Key Stakeholders – Parents Need to Step Up
While public schools can seek to offer ‘gold-standard’ sexuality education, studies and surveys show that parents are the most influential and crucial in their children’s sexuality education. MOE takes this view as well, stating, “Parents play the primary role in educating their children and are responsible for teaching and transmitting values on sex and sexuality” as one of its 6 guiding principles of sexuality education.
It is unfortunate that in our fast-paced society, many parents feel ill-equipped and uncomfortable speaking with their children on matters of sexuality. While some suggest that schools should therefore take over the primary role as educators on sexuality, a less mentioned alternative could be considered – education for parents.
Parenting is a difficult and life-long activity that all parents must undertake responsibly, yet parents are rarely taught how to parent. Parenting programmes can benefit parents by equipping them with a wide range of applicable skills that could serve well in strengthening their marriages as well as imparting values to their young. Equipping to engage children in the area of sexuality education would therefore only be a part of a prospective programme for parents. This empowers parents to play their role well as primary sexuality educators for their children, while alleviating the undue stress that is increasingly mounted on the public system.

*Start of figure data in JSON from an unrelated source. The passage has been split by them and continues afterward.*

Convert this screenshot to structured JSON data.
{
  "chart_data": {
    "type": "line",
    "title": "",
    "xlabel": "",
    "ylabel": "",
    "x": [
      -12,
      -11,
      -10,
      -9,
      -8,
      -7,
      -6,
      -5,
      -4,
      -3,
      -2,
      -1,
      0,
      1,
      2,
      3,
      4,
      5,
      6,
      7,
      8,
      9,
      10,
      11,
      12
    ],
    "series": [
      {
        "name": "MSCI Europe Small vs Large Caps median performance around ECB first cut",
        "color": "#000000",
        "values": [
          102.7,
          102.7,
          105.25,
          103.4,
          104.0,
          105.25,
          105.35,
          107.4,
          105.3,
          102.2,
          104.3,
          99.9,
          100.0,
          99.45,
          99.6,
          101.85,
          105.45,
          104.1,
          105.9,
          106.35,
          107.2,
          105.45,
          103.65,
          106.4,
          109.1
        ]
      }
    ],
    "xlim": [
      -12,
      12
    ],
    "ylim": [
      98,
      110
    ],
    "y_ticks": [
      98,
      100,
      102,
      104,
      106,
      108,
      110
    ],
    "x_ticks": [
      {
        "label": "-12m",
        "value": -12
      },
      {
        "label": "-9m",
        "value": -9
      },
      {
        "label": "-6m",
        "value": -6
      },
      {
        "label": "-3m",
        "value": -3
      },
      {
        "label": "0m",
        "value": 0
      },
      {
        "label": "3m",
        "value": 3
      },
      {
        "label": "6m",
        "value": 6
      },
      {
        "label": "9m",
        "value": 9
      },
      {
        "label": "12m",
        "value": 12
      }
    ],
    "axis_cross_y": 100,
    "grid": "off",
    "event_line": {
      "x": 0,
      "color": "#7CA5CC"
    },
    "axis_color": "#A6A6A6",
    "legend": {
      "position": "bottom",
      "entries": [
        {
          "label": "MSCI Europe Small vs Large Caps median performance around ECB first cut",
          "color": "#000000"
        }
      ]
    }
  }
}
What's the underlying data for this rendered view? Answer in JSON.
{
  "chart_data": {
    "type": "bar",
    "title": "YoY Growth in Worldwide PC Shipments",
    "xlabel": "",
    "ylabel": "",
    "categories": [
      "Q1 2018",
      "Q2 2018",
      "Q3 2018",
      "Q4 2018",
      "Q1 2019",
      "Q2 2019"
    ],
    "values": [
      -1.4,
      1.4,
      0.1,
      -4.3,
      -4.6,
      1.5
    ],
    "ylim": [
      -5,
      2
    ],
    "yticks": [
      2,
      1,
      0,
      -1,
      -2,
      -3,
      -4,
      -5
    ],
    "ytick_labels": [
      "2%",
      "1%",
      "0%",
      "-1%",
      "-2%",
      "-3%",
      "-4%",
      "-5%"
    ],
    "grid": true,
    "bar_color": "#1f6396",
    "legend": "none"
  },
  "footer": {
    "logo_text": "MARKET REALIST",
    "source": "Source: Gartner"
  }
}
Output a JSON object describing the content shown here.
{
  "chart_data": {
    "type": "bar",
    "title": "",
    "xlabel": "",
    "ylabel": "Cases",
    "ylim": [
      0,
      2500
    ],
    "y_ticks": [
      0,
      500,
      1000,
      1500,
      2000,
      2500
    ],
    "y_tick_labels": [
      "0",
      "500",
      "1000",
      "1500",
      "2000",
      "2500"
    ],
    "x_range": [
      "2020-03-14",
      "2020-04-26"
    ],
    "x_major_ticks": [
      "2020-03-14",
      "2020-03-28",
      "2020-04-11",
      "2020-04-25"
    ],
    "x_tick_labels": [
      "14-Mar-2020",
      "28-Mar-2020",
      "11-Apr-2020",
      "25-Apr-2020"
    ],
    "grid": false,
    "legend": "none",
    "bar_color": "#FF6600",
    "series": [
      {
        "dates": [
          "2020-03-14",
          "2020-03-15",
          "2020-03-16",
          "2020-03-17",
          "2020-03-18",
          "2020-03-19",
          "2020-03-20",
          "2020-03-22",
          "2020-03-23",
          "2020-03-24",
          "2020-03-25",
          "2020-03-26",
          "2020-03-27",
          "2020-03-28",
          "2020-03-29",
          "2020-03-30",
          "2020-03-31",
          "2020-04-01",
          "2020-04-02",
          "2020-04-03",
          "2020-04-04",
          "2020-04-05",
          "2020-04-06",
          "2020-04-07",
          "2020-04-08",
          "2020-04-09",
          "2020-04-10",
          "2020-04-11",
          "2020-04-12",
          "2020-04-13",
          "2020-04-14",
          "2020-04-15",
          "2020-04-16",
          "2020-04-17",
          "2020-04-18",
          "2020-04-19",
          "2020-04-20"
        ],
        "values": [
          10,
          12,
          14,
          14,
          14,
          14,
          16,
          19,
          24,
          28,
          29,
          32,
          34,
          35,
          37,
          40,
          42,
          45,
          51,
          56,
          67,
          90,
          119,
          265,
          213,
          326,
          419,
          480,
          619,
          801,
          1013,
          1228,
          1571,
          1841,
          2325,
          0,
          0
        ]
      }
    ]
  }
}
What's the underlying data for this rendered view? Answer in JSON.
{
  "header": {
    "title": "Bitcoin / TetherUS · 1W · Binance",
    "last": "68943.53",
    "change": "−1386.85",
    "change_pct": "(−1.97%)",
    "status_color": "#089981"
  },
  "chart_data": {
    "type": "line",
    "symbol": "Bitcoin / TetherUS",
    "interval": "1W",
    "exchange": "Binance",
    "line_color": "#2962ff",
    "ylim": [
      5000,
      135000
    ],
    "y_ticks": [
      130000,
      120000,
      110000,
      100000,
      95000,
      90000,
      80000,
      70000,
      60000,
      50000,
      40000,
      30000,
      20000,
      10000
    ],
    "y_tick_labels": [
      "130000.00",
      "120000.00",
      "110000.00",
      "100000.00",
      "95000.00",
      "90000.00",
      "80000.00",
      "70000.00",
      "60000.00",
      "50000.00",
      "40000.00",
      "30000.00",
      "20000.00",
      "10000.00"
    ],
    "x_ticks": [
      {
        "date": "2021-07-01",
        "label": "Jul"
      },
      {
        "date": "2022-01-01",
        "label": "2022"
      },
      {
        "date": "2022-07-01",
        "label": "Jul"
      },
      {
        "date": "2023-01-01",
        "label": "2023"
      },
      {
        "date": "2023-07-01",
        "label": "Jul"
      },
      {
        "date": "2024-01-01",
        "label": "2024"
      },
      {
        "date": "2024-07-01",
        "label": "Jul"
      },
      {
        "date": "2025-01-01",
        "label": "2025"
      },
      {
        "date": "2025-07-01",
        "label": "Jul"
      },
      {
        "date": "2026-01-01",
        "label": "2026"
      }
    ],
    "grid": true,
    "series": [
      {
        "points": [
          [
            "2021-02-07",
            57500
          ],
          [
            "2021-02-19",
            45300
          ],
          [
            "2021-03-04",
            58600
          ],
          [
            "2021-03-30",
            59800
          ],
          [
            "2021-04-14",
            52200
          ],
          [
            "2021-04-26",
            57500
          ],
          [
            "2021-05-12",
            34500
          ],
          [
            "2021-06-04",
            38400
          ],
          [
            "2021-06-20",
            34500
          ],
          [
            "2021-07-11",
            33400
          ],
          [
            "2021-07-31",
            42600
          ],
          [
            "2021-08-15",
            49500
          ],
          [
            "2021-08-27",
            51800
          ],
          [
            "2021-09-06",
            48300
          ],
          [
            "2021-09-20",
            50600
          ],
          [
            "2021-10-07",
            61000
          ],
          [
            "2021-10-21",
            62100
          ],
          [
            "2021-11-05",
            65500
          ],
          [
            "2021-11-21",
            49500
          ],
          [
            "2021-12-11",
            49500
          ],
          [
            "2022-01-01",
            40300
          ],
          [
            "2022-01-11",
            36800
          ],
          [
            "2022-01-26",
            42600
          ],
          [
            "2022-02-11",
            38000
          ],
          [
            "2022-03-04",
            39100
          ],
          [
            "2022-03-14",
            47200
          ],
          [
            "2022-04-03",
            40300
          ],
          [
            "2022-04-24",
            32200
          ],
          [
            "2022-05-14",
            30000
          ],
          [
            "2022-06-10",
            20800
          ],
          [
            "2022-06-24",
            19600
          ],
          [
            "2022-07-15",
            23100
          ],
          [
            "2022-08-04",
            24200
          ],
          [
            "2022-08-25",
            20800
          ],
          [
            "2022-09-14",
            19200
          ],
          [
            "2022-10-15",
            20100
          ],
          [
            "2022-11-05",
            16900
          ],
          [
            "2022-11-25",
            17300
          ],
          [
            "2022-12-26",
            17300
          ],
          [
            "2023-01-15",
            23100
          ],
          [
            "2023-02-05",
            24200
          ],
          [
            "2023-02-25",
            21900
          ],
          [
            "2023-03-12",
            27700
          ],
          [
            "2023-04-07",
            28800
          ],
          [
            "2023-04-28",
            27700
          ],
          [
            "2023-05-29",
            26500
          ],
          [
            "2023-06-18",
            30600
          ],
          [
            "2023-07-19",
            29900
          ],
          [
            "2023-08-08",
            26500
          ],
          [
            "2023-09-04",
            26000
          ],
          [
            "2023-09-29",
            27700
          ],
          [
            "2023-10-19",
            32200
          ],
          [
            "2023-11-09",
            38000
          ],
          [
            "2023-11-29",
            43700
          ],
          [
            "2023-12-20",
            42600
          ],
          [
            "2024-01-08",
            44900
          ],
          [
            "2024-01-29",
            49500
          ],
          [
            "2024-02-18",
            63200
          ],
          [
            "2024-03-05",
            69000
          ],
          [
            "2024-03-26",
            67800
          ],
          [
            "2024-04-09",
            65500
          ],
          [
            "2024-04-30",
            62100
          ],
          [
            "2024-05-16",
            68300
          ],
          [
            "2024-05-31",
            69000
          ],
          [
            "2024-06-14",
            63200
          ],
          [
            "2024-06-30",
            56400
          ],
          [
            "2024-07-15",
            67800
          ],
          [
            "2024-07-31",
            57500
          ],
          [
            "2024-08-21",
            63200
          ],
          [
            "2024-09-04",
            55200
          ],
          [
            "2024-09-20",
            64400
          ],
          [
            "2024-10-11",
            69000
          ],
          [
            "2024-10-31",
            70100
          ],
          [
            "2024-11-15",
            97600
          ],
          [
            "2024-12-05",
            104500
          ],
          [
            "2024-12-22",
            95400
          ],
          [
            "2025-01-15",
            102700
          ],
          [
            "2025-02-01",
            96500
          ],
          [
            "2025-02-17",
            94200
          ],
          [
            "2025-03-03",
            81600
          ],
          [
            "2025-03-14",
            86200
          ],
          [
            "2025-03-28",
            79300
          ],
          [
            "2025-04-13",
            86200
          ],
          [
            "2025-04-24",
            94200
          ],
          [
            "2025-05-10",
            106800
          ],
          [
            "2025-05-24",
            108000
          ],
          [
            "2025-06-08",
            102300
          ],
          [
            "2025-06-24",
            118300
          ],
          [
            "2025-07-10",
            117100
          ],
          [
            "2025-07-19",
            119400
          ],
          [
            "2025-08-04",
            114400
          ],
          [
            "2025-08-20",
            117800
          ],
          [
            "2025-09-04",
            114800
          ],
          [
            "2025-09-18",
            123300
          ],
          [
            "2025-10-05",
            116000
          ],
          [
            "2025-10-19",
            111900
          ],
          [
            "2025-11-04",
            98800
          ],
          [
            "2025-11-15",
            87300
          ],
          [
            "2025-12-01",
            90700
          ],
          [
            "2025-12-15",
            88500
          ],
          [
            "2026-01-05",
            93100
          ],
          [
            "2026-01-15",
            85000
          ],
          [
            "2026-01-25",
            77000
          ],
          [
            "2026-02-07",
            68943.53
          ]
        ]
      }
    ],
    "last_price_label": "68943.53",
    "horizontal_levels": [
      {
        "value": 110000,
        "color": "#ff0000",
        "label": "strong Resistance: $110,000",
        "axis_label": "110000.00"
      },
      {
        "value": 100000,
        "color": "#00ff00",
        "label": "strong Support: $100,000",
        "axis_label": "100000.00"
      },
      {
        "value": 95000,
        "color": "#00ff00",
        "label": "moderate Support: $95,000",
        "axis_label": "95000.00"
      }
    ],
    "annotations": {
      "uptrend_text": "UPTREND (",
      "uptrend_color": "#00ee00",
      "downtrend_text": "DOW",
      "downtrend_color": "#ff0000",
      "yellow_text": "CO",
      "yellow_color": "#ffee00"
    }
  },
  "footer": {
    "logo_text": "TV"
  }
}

All things said, sexuality education is never just about sex, gender, or relationships. It involves a way of viewing one’s self, sexuality, gender, and one’s ideals to strive for. No sexuality education programme is void of values. Both seek to impart and champion disparate worldviews replete with their own value systems. Parents, as key stakeholders with the primary responsibility of imparting preferred values and views on sexuality, must step up and be supported to play their roles well in nurturing the next generation of Singaporeans.